Julia package for the implementation of q-deformed Wigner Symbols. Additionally, this provides an extension to TensorKit.jl for working with tensors that have q-deformed SU(2) symmetry.
Currently, the package provides the following exported functions that define q-analogs:
-
q_number(n::Integer, q::Number):$[n]_q = \frac{1 - q^n}{1 - q}$ -
q_factorial(n::Integer, q::Number):$[n]_q! = \prod [k]_q$ -
q_binomial(n::Integer, k::Integer, q::Number):$\binom{n}{k}_q = \frac{[n]_q!}{[k]_q! [n-k]_q!}$
The following functions are exported for the calculation of q-deformed Wigner Symbols, which
serve a similar function as their
WignerSymbols.jl q-less counterparts:
q_wigner3j(j1, j2, j3, m1, m2, m3, q)q_clebschgorda(j1, j2, j3, m1, m2, m3, q)q_wigner6j(j1, j2, j3, j4, j5, j6, q)q_racahW(j1, j2, J, j3, J12, J23, q)

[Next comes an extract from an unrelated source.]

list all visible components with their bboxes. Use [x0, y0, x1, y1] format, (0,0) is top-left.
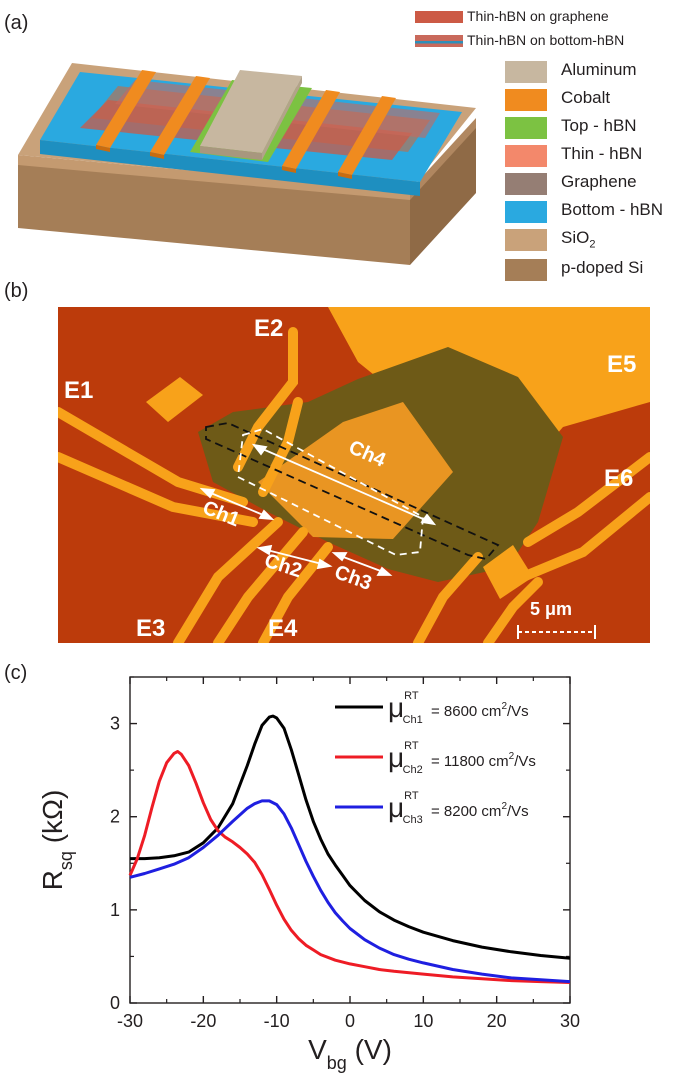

Finally, these can be utilized to construct q-deformed symmetric tensors, by using
SU2qIrrep{q} as a drop-in replacement for
TensorKit.jl's SU2Irrep:
using TensorKit, QWignerSymbols
q = 1.1
j = 1//2
irrep = SU2qIrrep{q}(j)
# Construct a rank-4 tensor with q-deformed SU(2) symmetry
t = TensorMap(randn, Float64, Vect[SU2qIrrep{q}](1//2 => 1)^2 ← Vect[SU2qIrrep{q}](1//2 => 1)^2)